The day after the calves’ birth on July 27, the Facebook page for Barstow’s Dairy Store and Bakery began updating the public with photos of the calves, two of which are predominantly black, and the third mostly white, though as Diane Barstow observes, they are “remarkably similar.”

“Three times the cute here at Barstow’s Longview Farm! Yesterday we welcomed TRIPLETS to our herd!” one Facebook post states. “Mama and all three heifer (female) calves are doing well.”

It wasn’t all that unusual to have twin heifer calves, as the farm has about 600 cows and births are taking place throughout the year as a way to ensure that milk is always being produced. Though Trieste delivered her calves two weeks early, the third calf still came as “a big surprise,” Diane Barstow said.

The farm has cited statistics showing that having three heifer calves could be as rare as one in two million births.

The typical Holstein dairy calf weighs around 90 pounds at birth, so the calves are less than half the normal size, not much different from a preemie human baby. Diane Barstow said the expectation is the calves, though still thin, will get to a normal weight and eventually become part of the cows milked at the farm.

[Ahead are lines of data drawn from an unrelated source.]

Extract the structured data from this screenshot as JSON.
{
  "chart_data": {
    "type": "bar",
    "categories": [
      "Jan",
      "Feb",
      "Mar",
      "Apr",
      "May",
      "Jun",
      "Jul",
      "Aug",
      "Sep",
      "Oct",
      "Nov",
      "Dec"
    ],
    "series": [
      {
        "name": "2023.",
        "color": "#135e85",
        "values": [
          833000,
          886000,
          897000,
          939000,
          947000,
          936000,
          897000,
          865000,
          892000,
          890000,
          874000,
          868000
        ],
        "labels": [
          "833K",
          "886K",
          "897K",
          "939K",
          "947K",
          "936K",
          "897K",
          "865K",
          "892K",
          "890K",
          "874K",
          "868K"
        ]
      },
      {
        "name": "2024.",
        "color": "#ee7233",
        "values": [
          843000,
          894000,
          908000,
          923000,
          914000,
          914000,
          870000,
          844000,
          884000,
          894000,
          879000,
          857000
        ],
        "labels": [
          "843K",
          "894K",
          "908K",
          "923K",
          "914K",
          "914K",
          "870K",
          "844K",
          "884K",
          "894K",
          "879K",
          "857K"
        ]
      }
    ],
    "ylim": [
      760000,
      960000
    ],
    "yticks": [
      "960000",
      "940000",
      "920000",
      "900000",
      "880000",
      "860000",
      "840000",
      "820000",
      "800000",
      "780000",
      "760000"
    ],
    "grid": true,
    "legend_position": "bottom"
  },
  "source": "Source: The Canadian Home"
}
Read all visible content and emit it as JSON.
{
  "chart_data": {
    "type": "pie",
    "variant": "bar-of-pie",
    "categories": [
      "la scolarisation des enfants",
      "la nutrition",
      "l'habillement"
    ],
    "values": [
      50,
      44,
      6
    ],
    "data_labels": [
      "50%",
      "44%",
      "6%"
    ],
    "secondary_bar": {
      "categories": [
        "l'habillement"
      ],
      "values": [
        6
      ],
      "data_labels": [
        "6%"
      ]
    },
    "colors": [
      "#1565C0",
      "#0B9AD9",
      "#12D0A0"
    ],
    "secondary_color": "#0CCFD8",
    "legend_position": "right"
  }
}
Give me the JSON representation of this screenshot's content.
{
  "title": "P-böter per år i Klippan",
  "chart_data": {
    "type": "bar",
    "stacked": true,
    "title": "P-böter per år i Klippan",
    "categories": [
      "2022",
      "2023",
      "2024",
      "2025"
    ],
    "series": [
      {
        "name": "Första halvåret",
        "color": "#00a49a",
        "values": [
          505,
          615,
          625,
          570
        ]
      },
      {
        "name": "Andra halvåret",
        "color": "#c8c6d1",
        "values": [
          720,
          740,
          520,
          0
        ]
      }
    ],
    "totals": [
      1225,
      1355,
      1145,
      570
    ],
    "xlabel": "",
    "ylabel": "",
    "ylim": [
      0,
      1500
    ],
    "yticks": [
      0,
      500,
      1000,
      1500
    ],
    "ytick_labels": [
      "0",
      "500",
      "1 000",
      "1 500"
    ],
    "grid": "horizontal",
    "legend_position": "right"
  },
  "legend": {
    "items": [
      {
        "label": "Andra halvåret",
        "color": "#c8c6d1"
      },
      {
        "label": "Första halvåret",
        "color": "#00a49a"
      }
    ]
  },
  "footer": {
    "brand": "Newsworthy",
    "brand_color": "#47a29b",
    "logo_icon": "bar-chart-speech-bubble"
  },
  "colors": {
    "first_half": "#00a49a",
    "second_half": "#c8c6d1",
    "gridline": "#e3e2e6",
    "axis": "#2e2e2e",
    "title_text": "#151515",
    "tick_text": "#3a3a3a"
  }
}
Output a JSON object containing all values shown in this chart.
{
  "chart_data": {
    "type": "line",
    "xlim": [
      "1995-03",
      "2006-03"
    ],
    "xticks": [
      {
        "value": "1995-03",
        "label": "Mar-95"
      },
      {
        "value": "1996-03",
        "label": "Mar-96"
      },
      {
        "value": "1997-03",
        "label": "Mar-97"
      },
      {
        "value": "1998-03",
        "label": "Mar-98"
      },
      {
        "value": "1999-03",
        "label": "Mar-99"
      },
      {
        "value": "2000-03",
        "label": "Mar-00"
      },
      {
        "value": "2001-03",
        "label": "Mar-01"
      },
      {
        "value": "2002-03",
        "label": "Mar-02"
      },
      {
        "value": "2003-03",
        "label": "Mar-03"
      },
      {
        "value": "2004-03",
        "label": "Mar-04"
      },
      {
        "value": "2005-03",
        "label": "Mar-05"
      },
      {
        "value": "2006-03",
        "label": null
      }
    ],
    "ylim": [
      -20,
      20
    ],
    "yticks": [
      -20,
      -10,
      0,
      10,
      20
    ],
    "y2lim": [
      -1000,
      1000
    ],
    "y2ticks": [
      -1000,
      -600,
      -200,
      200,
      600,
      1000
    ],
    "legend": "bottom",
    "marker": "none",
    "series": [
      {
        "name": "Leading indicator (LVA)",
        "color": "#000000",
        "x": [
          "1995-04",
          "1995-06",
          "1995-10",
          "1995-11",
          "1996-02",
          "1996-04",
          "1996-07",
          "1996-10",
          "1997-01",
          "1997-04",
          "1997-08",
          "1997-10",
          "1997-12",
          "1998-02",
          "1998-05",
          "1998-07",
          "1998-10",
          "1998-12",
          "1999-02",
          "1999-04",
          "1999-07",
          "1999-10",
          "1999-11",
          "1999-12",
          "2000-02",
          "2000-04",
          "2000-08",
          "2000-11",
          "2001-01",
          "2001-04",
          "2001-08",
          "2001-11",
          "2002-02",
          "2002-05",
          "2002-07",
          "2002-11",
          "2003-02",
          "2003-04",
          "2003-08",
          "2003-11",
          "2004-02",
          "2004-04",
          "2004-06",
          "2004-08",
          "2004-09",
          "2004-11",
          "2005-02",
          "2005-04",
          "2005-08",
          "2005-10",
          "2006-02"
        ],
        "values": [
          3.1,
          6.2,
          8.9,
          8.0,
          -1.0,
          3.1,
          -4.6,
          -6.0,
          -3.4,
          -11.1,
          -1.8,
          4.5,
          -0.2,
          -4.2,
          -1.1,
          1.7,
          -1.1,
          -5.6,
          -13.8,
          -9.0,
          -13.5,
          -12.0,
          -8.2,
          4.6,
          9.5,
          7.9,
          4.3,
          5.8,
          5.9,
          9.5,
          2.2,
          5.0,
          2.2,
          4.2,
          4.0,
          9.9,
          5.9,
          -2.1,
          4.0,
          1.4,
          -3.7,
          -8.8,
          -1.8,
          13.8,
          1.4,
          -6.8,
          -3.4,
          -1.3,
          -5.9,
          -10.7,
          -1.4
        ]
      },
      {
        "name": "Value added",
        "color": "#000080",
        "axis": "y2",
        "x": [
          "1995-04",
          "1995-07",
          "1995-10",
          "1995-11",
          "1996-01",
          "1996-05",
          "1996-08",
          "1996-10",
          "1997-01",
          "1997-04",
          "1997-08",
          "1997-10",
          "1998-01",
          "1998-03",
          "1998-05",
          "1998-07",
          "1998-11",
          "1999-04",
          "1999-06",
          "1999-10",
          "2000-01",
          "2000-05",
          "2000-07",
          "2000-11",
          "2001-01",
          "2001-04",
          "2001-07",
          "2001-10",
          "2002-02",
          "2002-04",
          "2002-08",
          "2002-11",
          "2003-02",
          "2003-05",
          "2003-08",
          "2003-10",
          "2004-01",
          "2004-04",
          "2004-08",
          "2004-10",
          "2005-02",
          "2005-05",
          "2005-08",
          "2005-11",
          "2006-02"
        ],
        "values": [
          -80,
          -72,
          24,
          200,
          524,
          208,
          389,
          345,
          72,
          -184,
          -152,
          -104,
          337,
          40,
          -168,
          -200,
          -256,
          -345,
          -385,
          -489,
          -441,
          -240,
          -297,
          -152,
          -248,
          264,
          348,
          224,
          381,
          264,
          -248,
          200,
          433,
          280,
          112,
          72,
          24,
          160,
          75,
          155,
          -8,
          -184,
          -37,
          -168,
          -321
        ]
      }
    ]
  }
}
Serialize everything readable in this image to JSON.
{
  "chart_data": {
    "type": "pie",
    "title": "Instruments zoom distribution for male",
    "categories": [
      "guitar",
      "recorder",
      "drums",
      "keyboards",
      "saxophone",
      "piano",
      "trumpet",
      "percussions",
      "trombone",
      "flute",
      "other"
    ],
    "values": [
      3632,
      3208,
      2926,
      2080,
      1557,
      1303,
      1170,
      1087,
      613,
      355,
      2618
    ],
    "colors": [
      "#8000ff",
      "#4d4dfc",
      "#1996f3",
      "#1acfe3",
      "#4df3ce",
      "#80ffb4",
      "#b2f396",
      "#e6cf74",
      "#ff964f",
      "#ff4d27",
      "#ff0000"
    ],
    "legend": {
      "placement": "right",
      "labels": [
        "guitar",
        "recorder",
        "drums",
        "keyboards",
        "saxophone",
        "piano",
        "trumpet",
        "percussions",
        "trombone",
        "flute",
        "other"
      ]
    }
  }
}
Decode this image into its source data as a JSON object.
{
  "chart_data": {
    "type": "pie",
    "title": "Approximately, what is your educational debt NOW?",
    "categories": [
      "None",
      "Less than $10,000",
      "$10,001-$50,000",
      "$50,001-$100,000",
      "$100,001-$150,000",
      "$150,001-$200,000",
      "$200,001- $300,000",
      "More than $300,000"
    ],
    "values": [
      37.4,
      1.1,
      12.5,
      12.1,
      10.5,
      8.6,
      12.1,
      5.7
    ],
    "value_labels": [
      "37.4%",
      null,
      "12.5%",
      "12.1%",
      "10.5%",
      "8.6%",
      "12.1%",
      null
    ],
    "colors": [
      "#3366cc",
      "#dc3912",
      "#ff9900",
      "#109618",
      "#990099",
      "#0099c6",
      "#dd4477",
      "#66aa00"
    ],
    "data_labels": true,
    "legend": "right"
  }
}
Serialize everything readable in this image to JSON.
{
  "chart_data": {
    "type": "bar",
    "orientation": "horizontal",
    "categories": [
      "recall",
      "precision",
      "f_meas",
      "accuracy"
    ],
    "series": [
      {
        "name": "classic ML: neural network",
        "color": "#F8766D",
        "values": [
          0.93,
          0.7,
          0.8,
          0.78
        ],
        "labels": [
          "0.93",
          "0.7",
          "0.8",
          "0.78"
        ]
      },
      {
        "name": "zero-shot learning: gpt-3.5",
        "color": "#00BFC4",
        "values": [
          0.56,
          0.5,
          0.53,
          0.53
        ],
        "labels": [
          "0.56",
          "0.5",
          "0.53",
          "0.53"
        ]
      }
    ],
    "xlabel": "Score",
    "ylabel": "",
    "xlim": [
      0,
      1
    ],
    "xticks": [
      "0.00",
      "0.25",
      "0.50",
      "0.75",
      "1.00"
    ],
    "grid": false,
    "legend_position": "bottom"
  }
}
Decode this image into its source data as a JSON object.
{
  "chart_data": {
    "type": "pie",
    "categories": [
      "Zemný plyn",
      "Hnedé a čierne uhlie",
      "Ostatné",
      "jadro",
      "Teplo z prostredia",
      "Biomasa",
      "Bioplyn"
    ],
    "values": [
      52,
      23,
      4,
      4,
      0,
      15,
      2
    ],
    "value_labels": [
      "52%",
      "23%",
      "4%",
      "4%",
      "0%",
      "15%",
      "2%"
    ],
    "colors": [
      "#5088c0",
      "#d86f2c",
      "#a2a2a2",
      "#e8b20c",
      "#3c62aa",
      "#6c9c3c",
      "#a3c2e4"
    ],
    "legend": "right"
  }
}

Initial updates on Facebook have focused on the calves’ activities.

“We left the feeder gate unlocked last night and before we checked in this morning, 607 had already eaten her entire breakfast and 606 was in process. When she was done, Diane Barstow entered the pen and 608 got up and followed her to the feeding station like she was the Pied Piper!

“Good nutrition and care is just what they need, like all of our calves, for the right start here on the farm!”

Diane Barstow said the triplets come as a bright spot in a summer when the farm is anticipating that up to a quarter of the field corn that will be harvested in September, and be used as a component of feed for the cows, may be lost due to flooding. The extent of damage, even using drones to survey it, is not yet known.